Non, cette vidéo ne montre pas un “harrag” marocain sauvé par des gardes-côtes espagnols

  • Cet article date de plus d'un an
  • Publié le 25 octobre 2019 à 12:15
  • Mis à jour le 28 octobre 2019 à 11:03
  • Lecture : 5 min
  • Par : Salsabil CHELLALI, Gokan GUNES

Une vidéo largement partagée au Maroc sur les réseaux sociaux prétend montrer le sauvetage d’un "harrag" (migrant clandestin) marocain par des gardes-côtes espagnols. Il s’agit en réalité d’une opération de sauvetage menée par l’armée turque en mer Égée en 2015.

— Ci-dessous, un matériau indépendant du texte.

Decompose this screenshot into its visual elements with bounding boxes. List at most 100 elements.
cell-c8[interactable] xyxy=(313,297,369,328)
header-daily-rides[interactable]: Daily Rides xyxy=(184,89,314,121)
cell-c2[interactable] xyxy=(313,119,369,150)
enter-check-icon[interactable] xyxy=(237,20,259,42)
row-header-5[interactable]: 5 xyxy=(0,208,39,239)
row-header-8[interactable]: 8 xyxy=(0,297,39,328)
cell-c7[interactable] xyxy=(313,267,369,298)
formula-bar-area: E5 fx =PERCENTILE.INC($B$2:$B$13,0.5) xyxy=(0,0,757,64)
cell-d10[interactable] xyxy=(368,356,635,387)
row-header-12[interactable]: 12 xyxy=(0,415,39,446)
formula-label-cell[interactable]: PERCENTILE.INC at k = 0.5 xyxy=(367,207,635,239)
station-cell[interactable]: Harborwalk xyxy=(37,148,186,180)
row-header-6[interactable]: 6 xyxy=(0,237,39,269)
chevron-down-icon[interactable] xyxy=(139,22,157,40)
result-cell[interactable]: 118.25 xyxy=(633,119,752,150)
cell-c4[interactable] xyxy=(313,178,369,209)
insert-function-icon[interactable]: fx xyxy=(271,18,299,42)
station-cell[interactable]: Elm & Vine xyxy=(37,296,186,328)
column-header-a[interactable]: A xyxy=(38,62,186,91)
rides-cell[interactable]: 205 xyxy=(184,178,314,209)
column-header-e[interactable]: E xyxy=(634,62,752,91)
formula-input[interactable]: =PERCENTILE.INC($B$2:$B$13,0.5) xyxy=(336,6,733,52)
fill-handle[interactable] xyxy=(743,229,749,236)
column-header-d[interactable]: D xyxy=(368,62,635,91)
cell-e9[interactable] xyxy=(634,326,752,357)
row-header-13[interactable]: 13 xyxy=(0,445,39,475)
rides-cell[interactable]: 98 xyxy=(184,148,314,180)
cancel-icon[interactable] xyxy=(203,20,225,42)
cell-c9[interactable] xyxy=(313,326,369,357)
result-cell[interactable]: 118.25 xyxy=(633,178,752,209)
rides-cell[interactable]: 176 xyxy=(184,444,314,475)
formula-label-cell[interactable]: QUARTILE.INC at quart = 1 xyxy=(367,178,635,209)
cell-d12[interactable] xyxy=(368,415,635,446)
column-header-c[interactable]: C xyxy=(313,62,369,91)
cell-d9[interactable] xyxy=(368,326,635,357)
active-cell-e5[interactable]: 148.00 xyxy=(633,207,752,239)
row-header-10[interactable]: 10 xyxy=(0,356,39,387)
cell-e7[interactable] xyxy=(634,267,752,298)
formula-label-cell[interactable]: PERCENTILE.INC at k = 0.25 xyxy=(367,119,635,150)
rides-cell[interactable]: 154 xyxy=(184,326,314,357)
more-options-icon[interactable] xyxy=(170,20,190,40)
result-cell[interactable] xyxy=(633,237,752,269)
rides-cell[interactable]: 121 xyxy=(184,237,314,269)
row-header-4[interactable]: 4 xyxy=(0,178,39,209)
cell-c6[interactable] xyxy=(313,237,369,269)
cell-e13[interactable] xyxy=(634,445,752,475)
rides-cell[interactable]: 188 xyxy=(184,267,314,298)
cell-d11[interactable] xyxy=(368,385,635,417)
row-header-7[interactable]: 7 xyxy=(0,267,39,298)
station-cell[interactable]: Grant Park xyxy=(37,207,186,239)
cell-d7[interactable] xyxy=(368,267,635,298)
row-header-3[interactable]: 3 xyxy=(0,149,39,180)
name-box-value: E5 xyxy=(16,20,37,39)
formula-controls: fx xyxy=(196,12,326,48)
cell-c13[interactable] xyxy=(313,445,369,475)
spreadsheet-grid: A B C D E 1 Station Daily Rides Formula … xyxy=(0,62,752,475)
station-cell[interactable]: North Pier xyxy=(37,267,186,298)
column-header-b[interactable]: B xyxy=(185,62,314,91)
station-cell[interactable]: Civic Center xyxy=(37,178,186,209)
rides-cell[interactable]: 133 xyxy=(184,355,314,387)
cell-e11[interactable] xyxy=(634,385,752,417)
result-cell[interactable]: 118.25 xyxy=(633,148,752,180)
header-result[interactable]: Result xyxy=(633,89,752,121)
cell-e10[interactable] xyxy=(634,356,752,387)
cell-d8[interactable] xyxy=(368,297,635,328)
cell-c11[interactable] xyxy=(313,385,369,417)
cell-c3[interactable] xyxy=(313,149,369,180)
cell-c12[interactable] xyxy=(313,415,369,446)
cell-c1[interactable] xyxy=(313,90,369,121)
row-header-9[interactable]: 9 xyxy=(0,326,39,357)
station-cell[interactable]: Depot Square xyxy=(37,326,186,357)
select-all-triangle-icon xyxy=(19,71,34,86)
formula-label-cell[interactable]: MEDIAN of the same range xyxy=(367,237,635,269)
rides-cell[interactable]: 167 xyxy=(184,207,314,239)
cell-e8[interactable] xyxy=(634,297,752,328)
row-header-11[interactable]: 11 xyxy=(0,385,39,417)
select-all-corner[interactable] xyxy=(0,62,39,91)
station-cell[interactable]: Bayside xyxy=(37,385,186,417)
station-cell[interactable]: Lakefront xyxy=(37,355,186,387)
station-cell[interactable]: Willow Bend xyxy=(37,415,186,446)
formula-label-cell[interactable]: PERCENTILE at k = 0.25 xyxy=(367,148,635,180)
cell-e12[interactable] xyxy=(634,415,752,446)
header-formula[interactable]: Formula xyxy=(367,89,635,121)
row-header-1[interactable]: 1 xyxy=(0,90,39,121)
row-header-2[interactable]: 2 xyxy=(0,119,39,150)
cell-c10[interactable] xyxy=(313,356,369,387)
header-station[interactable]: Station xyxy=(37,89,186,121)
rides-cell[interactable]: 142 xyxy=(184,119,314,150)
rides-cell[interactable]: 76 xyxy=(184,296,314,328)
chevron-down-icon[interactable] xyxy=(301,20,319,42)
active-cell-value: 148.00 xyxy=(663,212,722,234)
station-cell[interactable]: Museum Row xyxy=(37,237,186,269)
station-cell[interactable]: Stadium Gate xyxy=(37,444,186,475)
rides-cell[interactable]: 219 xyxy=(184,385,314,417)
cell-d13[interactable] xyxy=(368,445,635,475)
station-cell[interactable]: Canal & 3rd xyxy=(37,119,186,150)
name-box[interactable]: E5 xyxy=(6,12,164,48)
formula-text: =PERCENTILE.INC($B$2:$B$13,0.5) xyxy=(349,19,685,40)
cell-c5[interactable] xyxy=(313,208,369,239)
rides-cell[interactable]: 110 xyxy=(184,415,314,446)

Les images qui ont circulé sur plusieurs pages Facebook ont été visionnées plus de 1,2 million de fois depuis fin septembre. Sur la vidéo de quatre minutes, un homme descend d’un hélicoptère pour venir en aide à deux personnes dérivant en pleine mer. Le secouriste s'accroche à un des deux hommes, vêtu d'un gilet de sauvetage, qu’il hisse jusque dans l’hélicoptère.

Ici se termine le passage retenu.